I love the lack of bad guys: that the cops are good, and bad, and sad, and brutal, and kind, and incompetent, and brilliant. I love that Detective Jimmy McNulty gives his own wife syphilis from yet another late-night hook up in a bar, but that he also befriends Bubbles, a 40-year-old crack addict living on the street. I love that the drug dealers are smart, and mean, and noble, and heartless, and vengeful, and honorable, and sensitive. I love that Omar Little kills people with a sawed off shotgun, but that he takes his grandma to church each Sunday, so she can wear her "crown." I love that Avon Barksdale kills his best friend over money, but that he also pays "disability" to the families of his "soldiers" in "lock-up" and that he donates large portions of his massive drug profits to local after-school programs. I love that the teachers are broken, and brilliant, and neglectful, and caring, and overworked, and lazy, and brave. I love that Mr. Presboluski lets eighth-grade Dukie into the boys locker room each morning so that Dukie can shower, and that "Mr. Prezbo" does Dukie's laundry and brings him lunch each day because Dukie's mother's "on the pipe," but that that same "Mr. Prezbo" kills a man because of the color of his skin -- skin the same color as Dukie's.
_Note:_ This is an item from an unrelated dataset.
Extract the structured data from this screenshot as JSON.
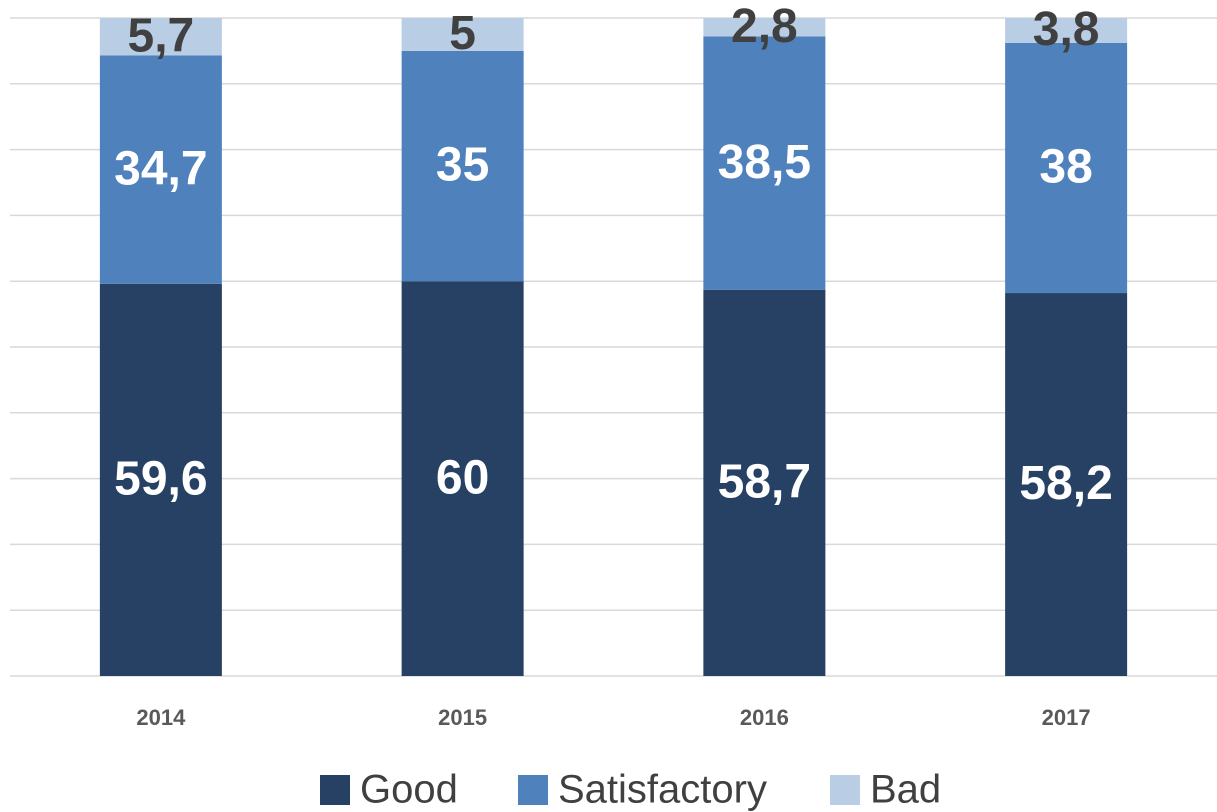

I love the social commentary: the indictment that the dockworkers' union smuggles people and embezzles money and that the politicians launder money for the drug dealers in exchange for campaign contributions. I love that we see how the police are forced to make "low level street rips" to "juke the stats" in order to create the appearance of a falling crime rate. I love that we see how the schools' truant officers only force kids to come to school one day each month, because that's all the attendance the state requires in exchange for ADA. I love the indictment that the drug dealers claims of loyalty and family fall apart as soon as money becomes involved.

I love "The Wire" because it depicts Baltimore, and the contemporary American city, as fundamentally broken and irrepressibly great -- which it always is, all at once, all the time.